QUAIS SÃO AS MARCAS DEIXADAS POR TANTOS MÁRTIRES DA FÉ NA COREIA?

O testemunho dos mártires está por toda parte e o povo lhes tem grande veneração. Impressiona como, apesar das violentas perseguições e dos martírios, o povo perseverou na fé. Os sacerdotes e bispos tiveram que servir o povo às escondidas, geralmente à noite. Hoje, há numerosos santuários que lembram o lugar do nascimento ou do martírio deles e o povo os frequenta e venera, vindo também de outras partes da Ásia. 

 

DESDE OS PRIMEIROS TEMPOS DO CRISTIANISMO, OS CRISTÃOS ENFRENTAM O MARTÍRIO. TERTULIANO, CÉLEBRE TEÓLOGO DO SÉCULO IV, JÁ DIZIA QUE “O SANGUE DOS MÁRTIRES É SEMENTE DE NOVOS CRISTÃOS”. ISSO SE CONFIRMA MAIS UMA VEZ NA COREIA?

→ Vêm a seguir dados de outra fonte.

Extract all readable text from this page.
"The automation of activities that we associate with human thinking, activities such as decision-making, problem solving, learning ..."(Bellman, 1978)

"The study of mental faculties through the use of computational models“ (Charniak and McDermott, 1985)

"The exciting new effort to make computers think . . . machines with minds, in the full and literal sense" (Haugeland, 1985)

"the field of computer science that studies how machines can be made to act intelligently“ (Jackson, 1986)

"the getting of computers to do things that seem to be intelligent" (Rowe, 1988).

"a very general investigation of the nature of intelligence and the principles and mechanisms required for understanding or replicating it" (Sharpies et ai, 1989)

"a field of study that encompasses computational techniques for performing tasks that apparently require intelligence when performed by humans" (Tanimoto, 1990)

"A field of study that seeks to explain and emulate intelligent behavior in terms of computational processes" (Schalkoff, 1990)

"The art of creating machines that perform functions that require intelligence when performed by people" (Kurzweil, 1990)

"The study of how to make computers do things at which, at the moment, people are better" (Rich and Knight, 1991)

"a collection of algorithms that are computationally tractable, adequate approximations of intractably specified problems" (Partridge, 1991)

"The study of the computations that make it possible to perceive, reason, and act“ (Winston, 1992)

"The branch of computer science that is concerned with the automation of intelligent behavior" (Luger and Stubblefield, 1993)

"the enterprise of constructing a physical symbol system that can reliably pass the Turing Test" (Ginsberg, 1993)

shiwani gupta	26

Sim, isso continua se confirmando também naquele País. A esperança é que também a Igreja–mártir da Coreia do Norte possa ressurgir e florescer. Essa esperança está presente nas comunidades do Sul. Em outros países da Ásia, isso também acontece. No Vietnã, sob o regime Comunista fechado, a Igreja foi violentamente perseguida, com numerosos mártires. Hoje, há um grande florescimento da fé, com muitas vocações, apesar de a liberdade religiosa ainda ser restrita.